Menurutnya, pemahaman terhadap budaya lokal akan mempererat kedekatan sosial antara polisi dan masyarakat. Kedekatan tersebut dinilai penting karena kepercayaan publik merupakan fondasi utama legitimasi tugas kepolisian.
Kabid Humas Polda Riau, Kombes Pol Zahwani Pandra Arsyad aminkan Kepala Biro SDM Polda Riau. Ia menyebut kebijakan tersebut sebagai wujud kecintaan Polri terhadap budaya daerah tempat bertugas.
“Setiap Jumat, sekitar 11 ribu personel akan mengenakan tanjak dan selempang sebagai bentuk penghormatan terhadap budaya Melayu,” jelasnya.
Dukungan juga datang dari Lembaga Adat Melayu Riau. Datuk Seri Taufik Ikram Jamil mengapresiasi langkah tersebut dan menilai Polda Riau menjadi salah satu institusi vertikal yang berada di garis depan dalam mengangkat simbol budaya Melayu ke dalam identitas kelembagaan.
“Ini pilihan tepat di abad budaya. Kami siap mendukung agar nilai-nilai Melayu terus hidup dan mengakar dalam pelayanan publik,” tuturnya.
Sedang, Kepala Dinas Pariwisata Riau, Tekad Perbatasan Setia Dewa, menyampaikan penggunaan tanjak bagi pejabat pemerintah sebenarnya telah diatur dalam Peraturan Gubernur Riau.
“Ketentuannya sudah ada di Peraturan Gubernur, tinggal dilaksanakan.
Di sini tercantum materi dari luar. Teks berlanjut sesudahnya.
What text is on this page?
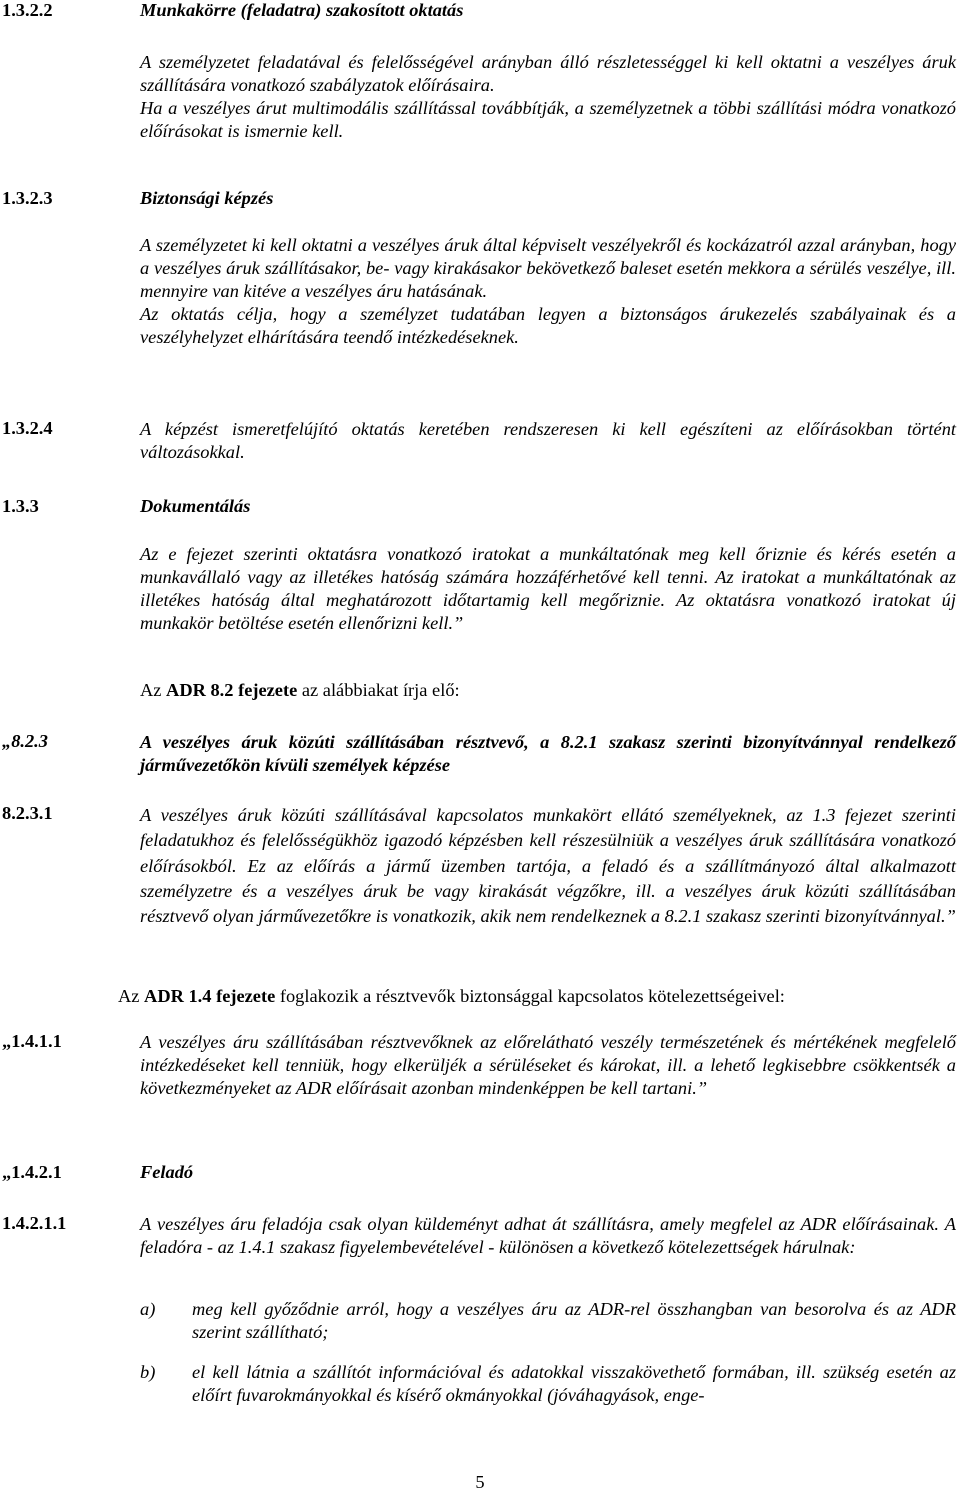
1.3.2.2	Munkakörre (feladatra) szakosított oktatás

A személyzetet feladatával és felelősségével arányban álló részletességgel ki kell oktatni a veszélyes áruk szállítására vonatkozó szabályzatok előírásaira.

Ha a veszélyes árut multimodális szállítással továbbítják, a személyzetnek a többi szállítási módra vonatkozó előírásokat is ismernie kell.

1.3.2.3	Biztonsági képzés

A személyzetet ki kell oktatni a veszélyes áruk által képviselt veszélyekről és kockázatról azzal arányban, hogy a veszélyes áruk szállításakor, be- vagy kirakásakor bekövetkező baleset esetén mekkora a sérülés veszélye, ill. mennyire van kitéve a veszélyes áru hatásának.

Az oktatás célja, hogy a személyzet tudatában legyen a biztonságos árukezelés szabályainak és a veszélyhelyzet elhárítására teendő intézkedéseknek.

1.3.2.4	A képzést ismeretfelújító oktatás keretében rendszeresen ki kell egészíteni az előírásokban történt változásokkal.

1.3.3	Dokumentálás

Az e fejezet szerinti oktatásra vonatkozó iratokat a munkáltatónak meg kell őriznie és kérés esetén a munkavállaló vagy az illetékes hatóság számára hozzáférhetővé kell tenni. Az iratokat a munkáltatónak az illetékes hatóság által meghatározott időtartamig kell megőriznie. Az oktatásra vonatkozó iratokat új munkakör betöltése esetén ellenőrizni kell.”

Az ADR 8.2 fejezete az alábbiakat írja elő:
„8.2.3	A veszélyes áruk közúti szállításában résztvevő, a 8.2.1 szakasz szerinti bizonyítvánnyal rendelkező járművezetőkön kívüli személyek képzése

8.2.3.1	A veszélyes áruk közúti szállításával kapcsolatos munkakört ellátó személyeknek, az 1.3 fejezet szerinti feladatukhoz és felelősségükhöz igazodó képzésben kell részesülniük a veszélyes áruk szállítására vonatkozó előírásokból. Ez az előírás a jármű üzemben tartója, a feladó és a szállítmányozó által alkalmazott személyzetre és a veszélyes áruk be vagy kirakását végzőkre, ill. a veszélyes áruk közúti szállításában résztvevő olyan járművezetőkre is vonatkozik, akik nem rendelkeznek a 8.2.1 szakasz szerinti bizonyítvánnyal.”

Az ADR 1.4 fejezete foglakozik a résztvevők biztonsággal kapcsolatos kötelezettségeivel:
„1.4.1.1	A veszélyes áru szállításában résztvevőknek az előrelátható veszély természetének és mértékének megfelelő intézkedéseket kell tenniük, hogy elkerüljék a sérüléseket és károkat, ill. a lehető legkisebbre csökkentsék a következményeket az ADR előírásait azonban mindenképpen be kell tartani.”

„1.4.2.1	Feladó
1.4.2.1.1	A veszélyes áru feladója csak olyan küldeményt adhat át szállításra, amely megfelel az ADR előírásainak. A feladóra - az 1.4.1 szakasz figyelembevételével - különösen a következő kötelezettségek hárulnak:

a) meg kell győződnie arról, hogy a veszélyes áru az ADR-rel összhangban van besorolva és az ADR szerint szállítható;
b) el kell látnia a szállítót információval és adatokkal visszakövethető formában, ill. szükség esetén az előírt fuvarokmányokkal és kísérő okmányokkal (jóváhagyások, enge-
5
Pemerintah daerah juga akan menerapkannya, khususnya setiap hari Jumat,” ucapnya.
Program ini diharapkan tidak hanya memperkuat tampilan personel, tetapi juga menegaskan komitmen moral kepolisian untuk tetap profesional, humanis, serta berakar pada nilai-nilai luhur budaya Melayu dalam menjaga keamanan dan ketertiban masyarakat di Riau.